In relation to a planned subsequent deal, Mr Varadkar said: “I can see a rise faster than the cost of living. That’s what people generally want, for their pay to go up faster than the rate of inflation.”

He said: “We also need to make sure it’s affordable for the taxpayer... [and] sustainable. We don’t want to go back to the past where we had massive pay increases one year and pay cuts a year later. We want people to know that their pay increases are forever and won’t be taken away again.”

On housing, Mr Varadkar said he was not “ashamed” of the Government’s performance despite record levels of homelessness.

He said that “rather than being ashamed, I’m encouraged by some of the progress that has been made in the last couple of years”.

Mr Varadkar said the number of new homes being built had trebled over the last 3½ years.

“And we’ve seen us embark on what is the biggest social housing programme in many, many decades, to the extent that we’re adding 10,000 homes to social housing stock this year.

“We’ve also seen 15,000 people benefit from help-to-buy, first-time buyers getting on the property ladder who wouldn’t have had enough [had] it not been for the schemes we introduced.”

He said the “truth” was that “pretty much every party has held the housing brief over the last 20 years, Labour, Fianna Fáil, the Greens and a lot of the flaws in our housing system are mistakes of all of us”.

“I do get worried when I listen to other parties just throwing out housing policies and you know you see that from the main Opposition, from Fianna Fáil.

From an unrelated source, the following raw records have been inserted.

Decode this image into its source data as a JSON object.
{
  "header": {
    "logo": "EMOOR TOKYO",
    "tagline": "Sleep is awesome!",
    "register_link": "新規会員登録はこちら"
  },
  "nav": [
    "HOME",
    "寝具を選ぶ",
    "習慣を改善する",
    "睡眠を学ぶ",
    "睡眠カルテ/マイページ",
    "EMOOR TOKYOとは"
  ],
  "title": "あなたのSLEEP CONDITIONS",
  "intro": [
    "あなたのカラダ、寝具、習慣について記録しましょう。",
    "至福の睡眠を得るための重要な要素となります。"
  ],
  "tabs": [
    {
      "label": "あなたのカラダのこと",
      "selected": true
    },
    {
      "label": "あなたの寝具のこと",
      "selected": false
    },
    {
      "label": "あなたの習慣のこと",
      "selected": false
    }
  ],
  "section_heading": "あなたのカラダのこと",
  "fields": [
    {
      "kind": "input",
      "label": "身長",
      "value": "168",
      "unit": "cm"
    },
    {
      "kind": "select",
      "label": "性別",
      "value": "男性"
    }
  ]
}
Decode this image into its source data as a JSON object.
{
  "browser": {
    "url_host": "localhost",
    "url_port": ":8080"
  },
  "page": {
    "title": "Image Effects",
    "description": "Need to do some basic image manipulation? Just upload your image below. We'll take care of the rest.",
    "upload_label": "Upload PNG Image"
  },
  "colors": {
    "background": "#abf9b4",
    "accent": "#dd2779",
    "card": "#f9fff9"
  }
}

Deputy [Micheál] Martin goes to the Ógra [Fianna Fáil] conference and says he’s going to have a lower rate for VAT on some housing, doesn’t bother checking the EU directive which says you can’t do that, or doesn’t care.

“Then he goes to another conference and says that he’s going to ensure that the Central Bank changes its mortgage rules.”

Mr Varadkar said the Fianna Fáil leader “either doesn’t know or care that the Central Bank is independent under Irish law and European law”.

He also accused Fianna Fáil of being inconsistent in relation to its position on rent controls.

“You know, that’s the kind of rubbish you’re hearing from Fianna Fáil on housing, they should be embarrassed to talk about it quite frankly.”